War At Home

The war revealed deep divisions in the political fabric of the United States and Mexico. Although both countries had established republics following their independence from European powers, each had developed political systems that made it difficult for national leaders to prosecute a war effectively. In Mexico, power remained exclusively in the hands of the so-called hombres de bien (men of property). In the United States, by contrast, a democratic two-party system had emerged that purported to represent the interests of adult white male citizens. But whether sovereignty was concentrated in the hands of the few or the many, those in power on both sides of the Rio Grande were obliged to deal with fierce opposition to their policies throughout the conflict.

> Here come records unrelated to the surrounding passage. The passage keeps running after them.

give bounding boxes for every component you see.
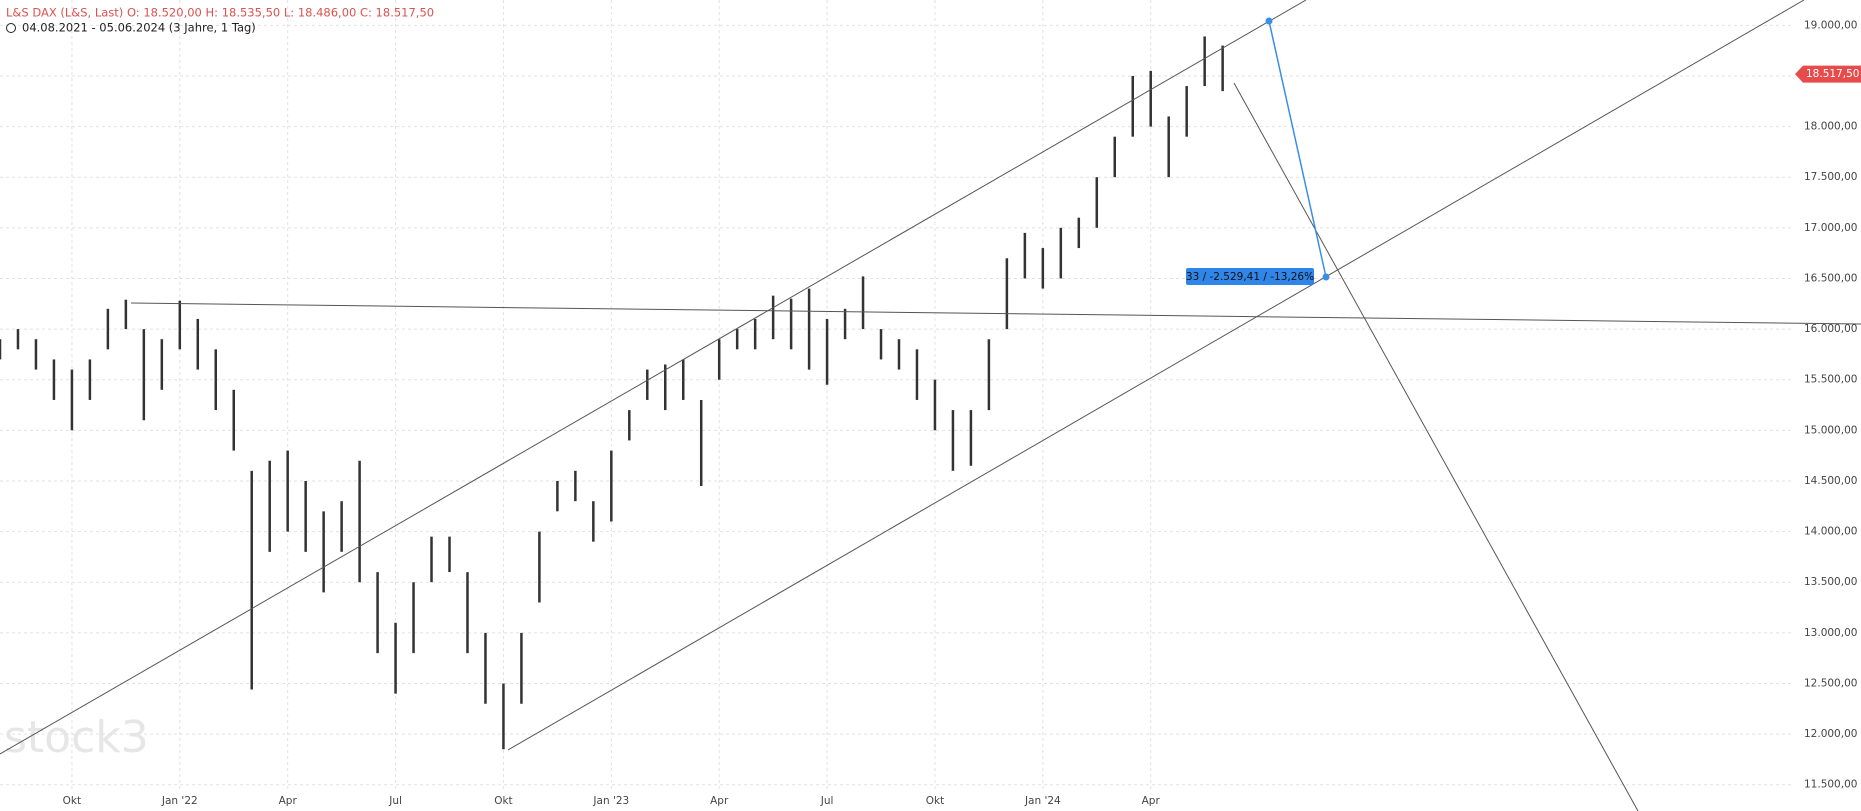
measure-label: 33 / -2.529,41 / -13,26% <box>1186 271 1314 283</box>
y-tick-label: 15.500,00 <box>1804 374 1857 386</box>
measure-point[interactable] <box>1265 17 1273 25</box>
x-tick-label: Jan '23 <box>592 795 629 807</box>
y-tick-label: 19.000,00 <box>1804 19 1857 31</box>
x-tick-label: Apr <box>710 795 729 807</box>
watermark: stock3 <box>4 712 149 763</box>
y-tick-label: 15.000,00 <box>1804 424 1857 436</box>
y-tick-label: 16.000,00 <box>1804 323 1857 335</box>
x-tick-label: Okt <box>494 795 512 807</box>
y-tick-label: 18.000,00 <box>1804 121 1857 133</box>
measure-line <box>1268 20 1327 278</box>
y-tick-label: 14.000,00 <box>1804 526 1857 538</box>
y-tick-label: 14.500,00 <box>1804 475 1857 487</box>
last-price-tag <box>1795 65 1861 83</box>
x-tick-label: Okt <box>63 795 81 807</box>
trend-line <box>130 302 1861 325</box>
y-tick-label: 13.000,00 <box>1804 627 1857 639</box>
y-tick-label: 12.500,00 <box>1804 677 1857 689</box>
trend-line <box>1233 82 1639 811</box>
x-tick-label: Jan '24 <box>1024 795 1061 807</box>
x-tick-label: Jul <box>388 795 402 807</box>
trend-line <box>507 0 1805 751</box>
y-tick-label: 16.500,00 <box>1804 272 1857 284</box>
y-tick-label: 13.500,00 <box>1804 576 1857 588</box>
y-tick-label: 11.500,00 <box>1804 779 1857 791</box>
x-tick-label: Apr <box>1142 795 1161 807</box>
measure-box <box>1186 268 1314 285</box>
x-tick-label: Jan '22 <box>161 795 198 807</box>
y-tick-label: 12.000,00 <box>1804 728 1857 740</box>
symbol-line: L&S DAX (L&S, Last) O: 18.520,00 H: 18.5… <box>6 6 434 20</box>
x-tick-label: Jul <box>820 795 834 807</box>
trend-line <box>0 0 1307 755</box>
range-line: 04.08.2021 - 05.06.2024 (3 Jahre, 1 Tag) <box>22 21 256 35</box>
y-tick-label: 17.000,00 <box>1804 222 1857 234</box>
x-tick-label: Okt <box>926 795 944 807</box>
measure-point[interactable] <box>1322 273 1330 281</box>
clock-icon <box>6 23 16 33</box>
x-tick-label: Apr <box>279 795 298 807</box>
y-tick-label: 17.500,00 <box>1804 171 1857 183</box>
last-price-label: 18.517,50 <box>1806 68 1859 80</box>
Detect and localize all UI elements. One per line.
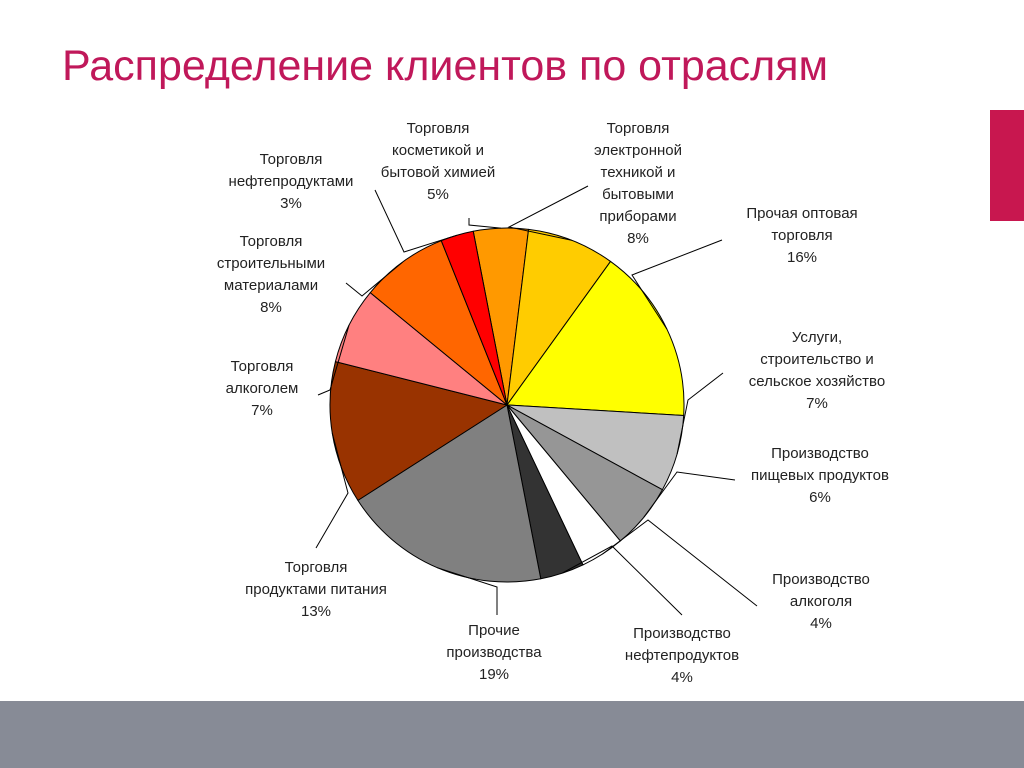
slice-label-line: Торговля <box>607 120 670 137</box>
slice-label: Прочая оптовая торговля 16% <box>746 205 857 266</box>
slice-label-line: Производство <box>772 571 870 588</box>
slice-label-line: материалами <box>224 277 318 294</box>
slice-percent: 16% <box>787 249 817 266</box>
slice-label-line: техникой и <box>601 164 676 181</box>
slide-title: Распределение клиентов по отраслям <box>62 42 829 90</box>
slice-percent: 4% <box>810 615 832 632</box>
leader-line <box>345 261 403 297</box>
slice-label-line: Торговля <box>285 559 348 576</box>
slice-label-line: торговля <box>771 227 832 244</box>
slice-labels: Торговля косметикой и бытовой химией 5%Торг… <box>217 120 889 686</box>
slice-label-line: алкоголя <box>790 593 852 610</box>
slice-label-line: Производство <box>771 445 869 462</box>
slice-percent: 8% <box>627 230 649 247</box>
slice-label-line: продуктами питания <box>245 581 387 598</box>
slice-label: Производство пищевых продуктов 6% <box>751 445 889 506</box>
slice-label-line: производства <box>446 644 542 661</box>
leader-line <box>468 218 501 229</box>
slice-label-line: приборами <box>599 208 676 225</box>
pie-slice <box>357 404 542 583</box>
slice-label-line: Производство <box>633 625 731 642</box>
slice-percent: 13% <box>301 603 331 620</box>
slice-label: Торговля строительными материалами 8% <box>217 233 325 316</box>
slice-label: Производство нефтепродуктов 4% <box>625 625 739 686</box>
pie-chart: Торговля косметикой и бытовой химией 5%Торг… <box>217 120 889 686</box>
slice-label-line: пищевых продуктов <box>751 467 889 484</box>
leader-line <box>676 372 724 454</box>
slice-label-line: Торговля <box>231 358 294 375</box>
slice-label-line: нефтепродуктами <box>229 173 354 190</box>
slice-label-line: Прочие <box>468 622 520 639</box>
slice-label-line: бытовыми <box>602 186 674 203</box>
slice-label: Торговля продуктами питания 13% <box>245 559 387 620</box>
slice-percent: 5% <box>427 186 449 203</box>
slice-label: Торговля алкоголем 7% <box>226 358 299 419</box>
slice-percent: 7% <box>806 395 828 412</box>
slice-label: Производство алкоголя 4% <box>772 571 870 632</box>
slice-label: Прочие производства 19% <box>446 622 542 683</box>
slice-percent: 3% <box>280 195 302 212</box>
slice-label-line: алкоголем <box>226 380 299 397</box>
slice-label: Торговля нефтепродуктами 3% <box>229 151 354 212</box>
footer-band <box>0 701 1024 768</box>
pie-slice <box>329 361 508 501</box>
slice-percent: 4% <box>671 669 693 686</box>
slice-label-line: нефтепродуктов <box>625 647 739 664</box>
leader-lines <box>315 185 758 616</box>
leader-line <box>317 325 350 396</box>
slice-label-line: сельское хозяйство <box>749 373 885 390</box>
slice-label: Услуги, строительство и сельское хозяйство… <box>749 329 885 412</box>
accent-bar <box>990 110 1024 221</box>
leader-line <box>374 189 458 253</box>
slice-label-line: строительными <box>217 255 325 272</box>
pie-slices <box>329 227 685 583</box>
slice-label-line: Услуги, <box>792 329 842 346</box>
leader-line <box>562 545 683 616</box>
slice-label-line: косметикой и <box>392 142 484 159</box>
slice-label: Торговля электронной техникой и бытовыми при… <box>594 120 682 247</box>
slice-label-line: строительство и <box>760 351 874 368</box>
slice-label-line: Торговля <box>260 151 323 168</box>
leader-line <box>643 471 736 518</box>
leader-line <box>437 567 498 615</box>
leader-line <box>315 433 349 549</box>
slice-label-line: электронной <box>594 142 682 159</box>
slice-label-line: Прочая оптовая <box>746 205 857 222</box>
leader-line <box>602 519 758 607</box>
leader-line <box>631 239 723 330</box>
slice-label-line: Торговля <box>407 120 470 137</box>
slice-label-line: Торговля <box>240 233 303 250</box>
leader-line <box>507 185 589 241</box>
slice-percent: 6% <box>809 489 831 506</box>
slice-percent: 8% <box>260 299 282 316</box>
slice-label-line: бытовой химией <box>381 164 495 181</box>
slice-label: Торговля косметикой и бытовой химией 5% <box>381 120 495 203</box>
slice-percent: 19% <box>479 666 509 683</box>
slice-percent: 7% <box>251 402 273 419</box>
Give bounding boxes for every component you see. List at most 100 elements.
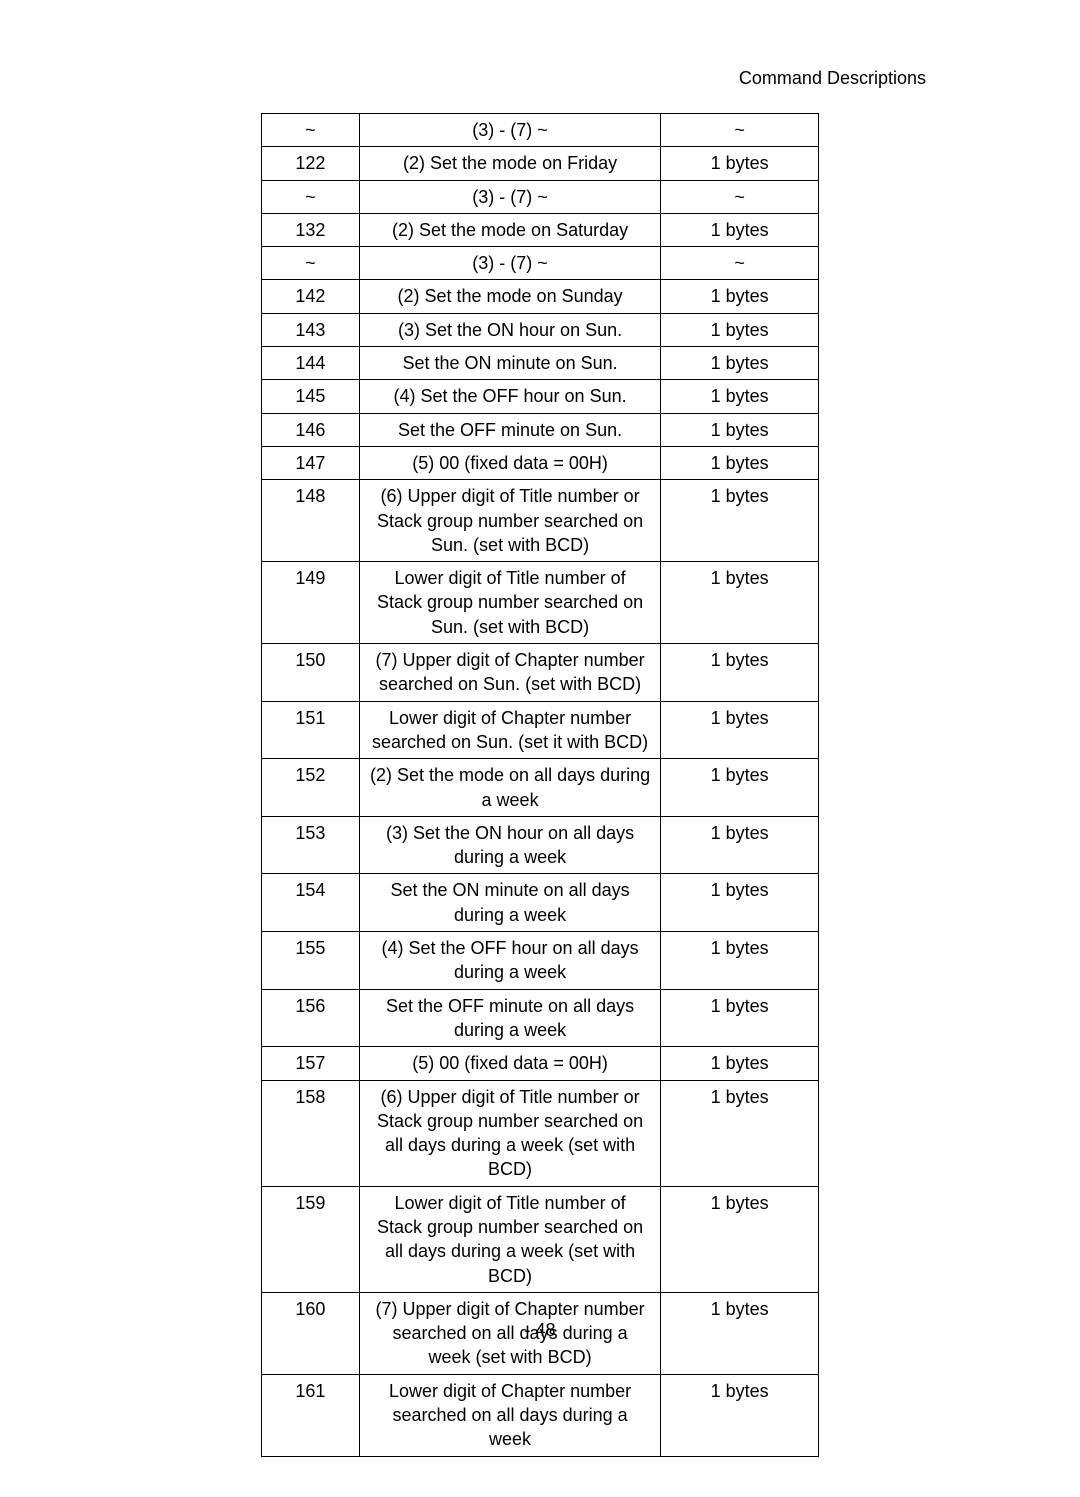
cell-c1: 143 bbox=[262, 313, 360, 346]
page-number: - 48 bbox=[0, 1320, 1080, 1341]
cell-c2: Set the ON minute on all days during a w… bbox=[359, 874, 660, 932]
cell-c1: 149 bbox=[262, 562, 360, 644]
command-table: ~(3) - (7) ~~ 122(2) Set the mode on Fri… bbox=[261, 113, 819, 1457]
cell-c1: 159 bbox=[262, 1186, 360, 1292]
cell-c3: 1 bytes bbox=[661, 816, 819, 874]
cell-c2: (2) Set the mode on Friday bbox=[359, 147, 660, 180]
table-row: 147(5) 00 (fixed data = 00H)1 bytes bbox=[262, 446, 819, 479]
cell-c3: 1 bytes bbox=[661, 446, 819, 479]
table-row: 145(4) Set the OFF hour on Sun.1 bytes bbox=[262, 380, 819, 413]
cell-c2: Lower digit of Title number of Stack gro… bbox=[359, 1186, 660, 1292]
cell-c3: 1 bytes bbox=[661, 1047, 819, 1080]
cell-c3: 1 bytes bbox=[661, 480, 819, 562]
cell-c1: 152 bbox=[262, 759, 360, 817]
table-row: ~(3) - (7) ~~ bbox=[262, 247, 819, 280]
cell-c1: 122 bbox=[262, 147, 360, 180]
cell-c2: (3) - (7) ~ bbox=[359, 180, 660, 213]
cell-c2: (2) Set the mode on Saturday bbox=[359, 213, 660, 246]
cell-c3: 1 bytes bbox=[661, 380, 819, 413]
cell-c3: 1 bytes bbox=[661, 759, 819, 817]
cell-c2: (2) Set the mode on all days during a we… bbox=[359, 759, 660, 817]
cell-c2: (3) - (7) ~ bbox=[359, 114, 660, 147]
cell-c2: Lower digit of Chapter number searched o… bbox=[359, 1374, 660, 1456]
cell-c3: 1 bytes bbox=[661, 413, 819, 446]
cell-c3: ~ bbox=[661, 180, 819, 213]
cell-c1: 150 bbox=[262, 644, 360, 702]
table-row: 149Lower digit of Title number of Stack … bbox=[262, 562, 819, 644]
cell-c2: (5) 00 (fixed data = 00H) bbox=[359, 1047, 660, 1080]
table-body: ~(3) - (7) ~~ 122(2) Set the mode on Fri… bbox=[262, 114, 819, 1457]
table-row: 155(4) Set the OFF hour on all days duri… bbox=[262, 932, 819, 990]
cell-c2: (3) Set the ON hour on all days during a… bbox=[359, 816, 660, 874]
cell-c1: 142 bbox=[262, 280, 360, 313]
cell-c1: 151 bbox=[262, 701, 360, 759]
cell-c1: 157 bbox=[262, 1047, 360, 1080]
cell-c1: 145 bbox=[262, 380, 360, 413]
cell-c1: 146 bbox=[262, 413, 360, 446]
page-content: Command Descriptions ~(3) - (7) ~~ 122(2… bbox=[0, 0, 1080, 1497]
cell-c3: 1 bytes bbox=[661, 932, 819, 990]
table-row: 153(3) Set the ON hour on all days durin… bbox=[262, 816, 819, 874]
cell-c3: ~ bbox=[661, 247, 819, 280]
cell-c2: (4) Set the OFF hour on Sun. bbox=[359, 380, 660, 413]
table-row: 158(6) Upper digit of Title number or St… bbox=[262, 1080, 819, 1186]
cell-c2: (3) Set the ON hour on Sun. bbox=[359, 313, 660, 346]
table-row: 148(6) Upper digit of Title number or St… bbox=[262, 480, 819, 562]
cell-c3: 1 bytes bbox=[661, 147, 819, 180]
cell-c2: (6) Upper digit of Title number or Stack… bbox=[359, 480, 660, 562]
cell-c3: 1 bytes bbox=[661, 874, 819, 932]
cell-c3: 1 bytes bbox=[661, 1080, 819, 1186]
table-row: 151Lower digit of Chapter number searche… bbox=[262, 701, 819, 759]
cell-c1: ~ bbox=[262, 114, 360, 147]
cell-c1: 155 bbox=[262, 932, 360, 990]
cell-c3: ~ bbox=[661, 114, 819, 147]
cell-c3: 1 bytes bbox=[661, 644, 819, 702]
table-row: 156Set the OFF minute on all days during… bbox=[262, 989, 819, 1047]
cell-c3: 1 bytes bbox=[661, 280, 819, 313]
table-row: 143(3) Set the ON hour on Sun.1 bytes bbox=[262, 313, 819, 346]
table-row: 157(5) 00 (fixed data = 00H)1 bytes bbox=[262, 1047, 819, 1080]
cell-c2: Set the ON minute on Sun. bbox=[359, 347, 660, 380]
cell-c1: 144 bbox=[262, 347, 360, 380]
table-row: 144Set the ON minute on Sun.1 bytes bbox=[262, 347, 819, 380]
cell-c3: 1 bytes bbox=[661, 313, 819, 346]
cell-c1: 153 bbox=[262, 816, 360, 874]
cell-c1: 147 bbox=[262, 446, 360, 479]
cell-c2: Lower digit of Title number of Stack gro… bbox=[359, 562, 660, 644]
table-row: ~(3) - (7) ~~ bbox=[262, 114, 819, 147]
cell-c3: 1 bytes bbox=[661, 1186, 819, 1292]
cell-c3: 1 bytes bbox=[661, 213, 819, 246]
cell-c1: 156 bbox=[262, 989, 360, 1047]
cell-c3: 1 bytes bbox=[661, 989, 819, 1047]
table-row: 150(7) Upper digit of Chapter number sea… bbox=[262, 644, 819, 702]
cell-c1: 148 bbox=[262, 480, 360, 562]
cell-c2: Lower digit of Chapter number searched o… bbox=[359, 701, 660, 759]
cell-c2: Set the OFF minute on all days during a … bbox=[359, 989, 660, 1047]
header-title: Command Descriptions bbox=[150, 68, 930, 89]
cell-c2: (2) Set the mode on Sunday bbox=[359, 280, 660, 313]
cell-c2: (5) 00 (fixed data = 00H) bbox=[359, 446, 660, 479]
cell-c3: 1 bytes bbox=[661, 701, 819, 759]
cell-c2: (4) Set the OFF hour on all days during … bbox=[359, 932, 660, 990]
table-row: 122(2) Set the mode on Friday1 bytes bbox=[262, 147, 819, 180]
cell-c1: ~ bbox=[262, 180, 360, 213]
table-row: 132(2) Set the mode on Saturday1 bytes bbox=[262, 213, 819, 246]
cell-c2: (3) - (7) ~ bbox=[359, 247, 660, 280]
cell-c2: (7) Upper digit of Chapter number search… bbox=[359, 644, 660, 702]
cell-c3: 1 bytes bbox=[661, 347, 819, 380]
table-row: 146Set the OFF minute on Sun.1 bytes bbox=[262, 413, 819, 446]
cell-c1: ~ bbox=[262, 247, 360, 280]
table-row: 159Lower digit of Title number of Stack … bbox=[262, 1186, 819, 1292]
table-row: 161Lower digit of Chapter number searche… bbox=[262, 1374, 819, 1456]
table-row: 154Set the ON minute on all days during … bbox=[262, 874, 819, 932]
cell-c3: 1 bytes bbox=[661, 562, 819, 644]
cell-c2: Set the OFF minute on Sun. bbox=[359, 413, 660, 446]
cell-c1: 161 bbox=[262, 1374, 360, 1456]
cell-c1: 158 bbox=[262, 1080, 360, 1186]
table-row: ~(3) - (7) ~~ bbox=[262, 180, 819, 213]
table-row: 152(2) Set the mode on all days during a… bbox=[262, 759, 819, 817]
cell-c3: 1 bytes bbox=[661, 1374, 819, 1456]
table-row: 142(2) Set the mode on Sunday1 bytes bbox=[262, 280, 819, 313]
cell-c1: 132 bbox=[262, 213, 360, 246]
cell-c1: 154 bbox=[262, 874, 360, 932]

In Mexico, two broad political factions had fought for political control since the passage of the Constitution of 1824: liberal federalists, who supported self-government for the states, and conservative centralists, who sought to keep power in the hands of elites in Mexico City. Conservative efforts to abolish the constitution in the mid-1830s had brought the republic to the verge of anarchy. The threat of invasion by the United States a decade later, far from uniting Mexican elites in a common cause, only increased the level of political infighting. The federalist government of José Joaquín Herrera collapsed amid rumors that it was negotiating with the United States to resolve the Texas annexation issue. The conservative government of Mariano Paredes y Arrillaga proved no less stable, and was soon replaced in a matter of months by a new federalist government headed by José Mariano Salas. In the end, the only leader capable of holding these disparate factions together was Mexico's pre-eminent caudillo, Antonio López de Santa Anna, who returned from exile in Havana in August, 1846. One month later he assumed the presidency in Mexico City.

Santa Anna preferred battlefield laurels to the day-to-day business of running a country, however, and quickly stepped down to take control of the army. No sooner had he done so than the political infighting broke out anew. When federalists attempted to requisition Church property to help finance the war effort, conservative factions in Mexico City rose up in rebellion. With U.S. troops occupying northern Mexico, and another army under Winfield Scott preparing to seize the port of Vera Cruz, the capital’s National Guard ignited the so-called Polkos Revolt in the early months of 1847.

Although Santa Anna managed to quell the revolt soon after engaging Zachary Taylor’s army at Buena Vista, the squabbling among Mexican political leaders continued in the months that followed. Santa Anna was the object of bitter recriminations as U.S. troops converged on the nation's capital in the summer of 1847. Although some form of negotiated peace now appeared inevitable, no faction was willing to assume responsibility for initiating peace talks. Angry delegates frequently boycotted the sessions of the Mexican Congress, making it impossible for the government to deal with the crisis for lack of a quorum.

In the United States, the war posed very different but equally formidable challenges. Although the outbreak of hostilities was greeted in Washington with patriotic fervor, it would soon become apparent that Polk did not have the full support of the American people. Less than two years earlier, he had won one of the closest presidential elections in U.S. history. Even more problematic, his narrow victory against Whig challenger Henry Clay masked broad dissatisfaction among some members of his own party, who had backed his candidacy in 1844 only grudgingly. Many northern Democrats, supporters of Martin Van Buren, believed their candidate had been robbed of the nomination. In addition, they were becomingly increasingly convinced that the president’s underlying motive in waging war with Mexico was to acquire more territory for slavery, a goal they strongly opposed.

As a result, the pro-war hysteria that gripped Washington in May, 1846 proved to be short-lived. When the president asked Congress for a special discretionary fund (the Two Million Dollar Bill), which Polk hoped could be used as a down payment toward the purchase of New Mexico and California, the request revived the debate about the administration’s war aims. Northern Whigs and Democrats alike charged that the bill would enable the administration to acquire new lands for the expansion of slavery. Pennsylvania Democrat David Wilmot, once a loyal party member, attached a proviso to the bill that would prohibit the peculiar institution in any territory acquired from Mexico. Although the bill failed to pass, the Wilmot Proviso would gain support among northern Democrats troubled by the expansion of slavery.

Whig opposition, though muted when the war was declared, quickly became louder, despite the victories won by U.S. generals in Mexico. Partisanship had much to do with the Whig campaign to obstruct the administration’s war goals (See Partisanship and the U.S. War Effort). But Whig opposition was also fueled by antislavery principles. In the elections to the 30th Congress in 1847, the Whigs picked up 37 seats in the House elections, most in the Northeast and Northwest, to give them a majority in that chamber. When Congress reconvened in December, 1847, Polk faced the very real fear that the House of Representatives would now seek to end the war by cutting off military appropriations. The critics of the administration included Abraham Lincoln, a freshman Whig representative from Illinois. In his first speech, Lincoln presented a set of resolutions condemning the war as unnecessary and unconstitutional. The resolutions became known as the "spot" resolutions, because Lincoln demanded to know the exact spot where American blood had been spilled.